Introduction.

We have previously shown in the embryonic chick heart model that chronic ventricular pacing leads to structural, hemodynamic, and metabolic remodeling. We also aimed at determining to what extent the L-type Ca²⁺ channel, the sarcolemmal (sarcK_ATP), and the mitochondrial KATP (mitoK_ATP) channels are involved in the pacing-induced protection against anoxia-reoxygenation.

Methods and results.

Hearts of 4-day-old chick embryos were paced in ovo during 12-48 hours using asynchronous intermittent ventricular stimulation at 110% of the intrinsic rate. Sham operated and paced hearts were then submitted in vitro to anoxia (30 minutes) and reoxygenation (60 minutes).

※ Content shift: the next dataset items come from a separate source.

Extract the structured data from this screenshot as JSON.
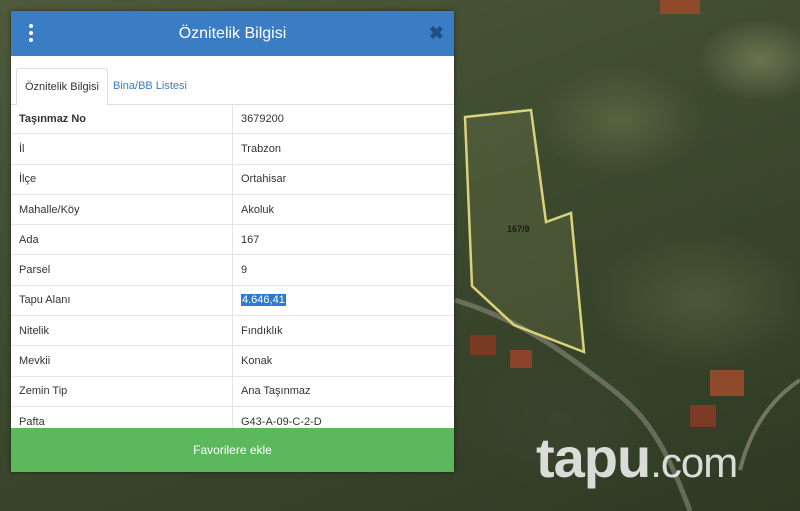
{
  "panel": {
    "title": "Öznitelik Bilgisi",
    "close_symbol": "✖",
    "menu_icon": "vertical-dots-icon",
    "accent_color": "#3a7dc4",
    "button_color": "#5cb85c"
  },
  "tabs": [
    {
      "label": "Öznitelik Bilgisi",
      "active": true
    },
    {
      "label": "Bina/BB Listesi",
      "active": false
    }
  ],
  "attributes": [
    {
      "key": "Taşınmaz No",
      "value": "3679200"
    },
    {
      "key": "İl",
      "value": "Trabzon"
    },
    {
      "key": "İlçe",
      "value": "Ortahisar"
    },
    {
      "key": "Mahalle/Köy",
      "value": "Akoluk"
    },
    {
      "key": "Ada",
      "value": "167"
    },
    {
      "key": "Parsel",
      "value": "9"
    },
    {
      "key": "Tapu Alanı",
      "value": "4.646,41"
    },
    {
      "key": "Nitelik",
      "value": "Fındıklık"
    },
    {
      "key": "Mevkii",
      "value": "Konak"
    },
    {
      "key": "Zemin Tip",
      "value": "Ana Taşınmaz"
    },
    {
      "key": "Pafta",
      "value": "G43-A-09-C-2-D"
    }
  ],
  "actions": {
    "favorite_label": "Favorilere ekle"
  },
  "map": {
    "parcel_label": "167/9",
    "watermark_main": "tapu",
    "watermark_suffix": ".com"
  }
}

ECG disturbances and alterations of atrial and ventricular electromechanical delay (EMD) reflecting excitation-contraction (E-C) coupling were systematically investigated. Baseline functional parameters were stable during at least 2 hours. Anoxia induced tachycardia, followed by bradycardia, atrial ectopy, first-, second-, and third-degree atrio-ventricular blocks and, finally, transient electromechanical arrest. Reoxygenation triggered also Wenckebach phenomenon and ventricular escape beats. At the onset of reoxygenation QT, PR, and ventricular EMD increased by 68%, 70%, and 250%, respectively, whereas atrial EMD was not altered. These hearts were exposed to L-type Ca²⁺ channel agonist Bay-K-8644 (BAY-K) or blocker verapamil, nonselective K_ATP channel antagonist glibenclamide (GLIB), mitoK_ATP channel agonist diazoxide (DIAZO), or antagonist 5-hydroxydecanoate. Under normoxia, heart rate, QT duration, conduction, EMD, and ventricular shortening were similar in sham and paced hearts. During reoxygenation, arrhythmias ceased earlier and ventricular EMD recovered faster in paced hearts than in sham hearts. In sham hearts, BAY-K (but not verapamil), DIAZO (but not 5-hydroxydecanoate) or GLIB accelerated recovery of ventricular EMD, reproducing the pacing-induced protection. In contrast, none of these agents further ameliorated recovery of the paced hearts.

Conclusion.

The protective effect of chronic asynchronous pacing at near physiological rate on ventricular E-C coupling appears to be associated with subtle activation of L-type Ca²⁺ channel, inhibition of sarcK_ATP channel, and/or opening of mitoK_ATP channel.